I’ve found being wrong also takes the pressure off me. More importantly, members of our team who learn it’s okay to be wrong, work harder and approach problem solving more creatively. Learning together by trial, error and correction makes organizations go further, for far longer. And once I get my ego out of the way, I find greater satisfaction in team-rightness than me-rightness.
If I need to be right, then those I lead can’t grow with me. Good teachers teach, great teachers inspire. Poor leaders need to be right, and therefore breed only followers. Only the meek and the lazy like working for self-described genius.
The best of the best like working for someone who will set fences around organizational goals and let them run.
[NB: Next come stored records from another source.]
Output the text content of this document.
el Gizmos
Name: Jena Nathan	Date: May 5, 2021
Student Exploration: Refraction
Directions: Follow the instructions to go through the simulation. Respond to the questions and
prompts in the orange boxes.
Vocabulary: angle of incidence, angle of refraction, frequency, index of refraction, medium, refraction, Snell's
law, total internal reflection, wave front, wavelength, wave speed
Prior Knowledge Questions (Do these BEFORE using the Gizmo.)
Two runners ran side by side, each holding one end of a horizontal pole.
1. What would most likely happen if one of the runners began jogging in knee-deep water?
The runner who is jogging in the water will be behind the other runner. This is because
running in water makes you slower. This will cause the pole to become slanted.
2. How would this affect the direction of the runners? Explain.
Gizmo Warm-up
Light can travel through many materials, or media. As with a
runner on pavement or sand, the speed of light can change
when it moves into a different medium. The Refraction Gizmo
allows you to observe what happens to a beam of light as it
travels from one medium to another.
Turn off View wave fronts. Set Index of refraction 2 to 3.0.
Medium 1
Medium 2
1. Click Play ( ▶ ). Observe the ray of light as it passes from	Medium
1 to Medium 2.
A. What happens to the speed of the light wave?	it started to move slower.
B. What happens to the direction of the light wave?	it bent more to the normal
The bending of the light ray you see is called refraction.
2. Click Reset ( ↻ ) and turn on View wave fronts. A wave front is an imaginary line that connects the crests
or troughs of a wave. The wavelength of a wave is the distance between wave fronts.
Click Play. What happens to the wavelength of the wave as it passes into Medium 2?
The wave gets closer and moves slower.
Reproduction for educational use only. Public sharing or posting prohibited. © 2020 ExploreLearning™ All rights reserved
Finally, there is a personal side to this reflection. The very title of father invites righteousness. My childhood featured a father who was a righteous man and a popular TV show, “Father Knows Best”.
While I don’t believe I was a tyrant (you’d have to ask them), I certainly was firm and can even remember saying to my children: “because I said so”.
Now I sit in wonder as my kids listen and work through their children’s arguments about right and wrong. They let their children learn by being wrong within safe boundaries with far more patience than I recall having (probably because I didn’t).
They seem to value their children learning right versus their own righteousness. Their method takes a lot longer, but it will surely stay with their kids longer.
Just like in business and organizations, I’m learning the value of being wrong – growth.